The Touareg's interior features a center stack with a sea of buttons that operate the radio, HVAC, and nav system. Although some of us felt these buttons confused rather then helped, most considered them a suitable addition to one of the most stylish and trendsetting interiors in this segment. The integration of wood, metal, and premium plastics adds up to the perfect example of what a luxury SUV's interior should look like. Unfortunately, some of the interior plastics (particularly around the door grabs) began to lose their rubberized finish, resulting in replacement under warranty.

Whereas other recent Sport/Utility of the Year winners have featured groundbreaking methods for collapsing their second-row seats, the Touareg's second row features the old-school, flip-and-fold method that at times was almost impossible to complete without breaking a sweat. It also requires the headrests to be removed before folding. Volkswagen could take a look at Volvo and Land Rover here.

The Touareg's on-road grip is impressive for an SUV of this size and capability, but that roadholding comes at a price, as we learned when the tires on our Touareg needed replacing at 14,000 miles.

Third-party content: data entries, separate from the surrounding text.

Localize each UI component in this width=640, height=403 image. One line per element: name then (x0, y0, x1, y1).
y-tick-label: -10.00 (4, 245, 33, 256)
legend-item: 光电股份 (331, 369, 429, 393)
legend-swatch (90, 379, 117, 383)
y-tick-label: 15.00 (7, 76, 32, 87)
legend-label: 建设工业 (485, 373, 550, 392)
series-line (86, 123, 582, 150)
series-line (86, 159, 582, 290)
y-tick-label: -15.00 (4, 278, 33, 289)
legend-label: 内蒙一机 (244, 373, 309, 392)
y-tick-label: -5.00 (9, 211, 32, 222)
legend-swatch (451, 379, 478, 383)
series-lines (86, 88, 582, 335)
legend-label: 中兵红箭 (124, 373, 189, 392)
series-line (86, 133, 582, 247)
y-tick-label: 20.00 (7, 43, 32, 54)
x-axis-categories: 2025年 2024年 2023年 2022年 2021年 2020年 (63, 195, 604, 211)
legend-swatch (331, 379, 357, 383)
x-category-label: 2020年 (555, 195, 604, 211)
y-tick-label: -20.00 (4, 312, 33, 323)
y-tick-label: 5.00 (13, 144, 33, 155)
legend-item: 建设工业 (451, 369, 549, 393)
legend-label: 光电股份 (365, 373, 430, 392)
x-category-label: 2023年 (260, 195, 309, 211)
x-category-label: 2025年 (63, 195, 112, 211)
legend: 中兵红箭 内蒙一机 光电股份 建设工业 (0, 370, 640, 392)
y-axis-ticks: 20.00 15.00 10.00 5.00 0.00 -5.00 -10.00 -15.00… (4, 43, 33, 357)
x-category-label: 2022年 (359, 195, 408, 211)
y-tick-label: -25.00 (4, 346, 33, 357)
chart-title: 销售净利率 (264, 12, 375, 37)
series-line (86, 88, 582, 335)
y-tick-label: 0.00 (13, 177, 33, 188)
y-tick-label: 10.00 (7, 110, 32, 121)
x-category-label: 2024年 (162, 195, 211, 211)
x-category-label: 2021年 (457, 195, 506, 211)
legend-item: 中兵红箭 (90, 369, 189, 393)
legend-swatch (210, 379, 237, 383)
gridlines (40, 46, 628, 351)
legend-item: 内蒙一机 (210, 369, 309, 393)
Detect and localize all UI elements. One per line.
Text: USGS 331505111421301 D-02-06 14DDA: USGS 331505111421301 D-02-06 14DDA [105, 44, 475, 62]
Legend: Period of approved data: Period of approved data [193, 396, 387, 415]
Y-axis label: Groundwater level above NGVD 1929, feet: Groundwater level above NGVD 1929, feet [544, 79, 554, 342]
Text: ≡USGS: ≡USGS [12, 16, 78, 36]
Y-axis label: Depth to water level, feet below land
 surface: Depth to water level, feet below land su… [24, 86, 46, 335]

Volkswagen deserves applause for delivering an SUV that can just as easily climb a slippery rocky slope as it can make record time to and from the outlet malls, looking good inside and out while doing it. As with most heavy trucks this size, agility and gas mileage aren't strong points. On the whole, though, this was a good, hard-working year for VW's first-ever sport/utility, and we're certain the second generation will address our issues.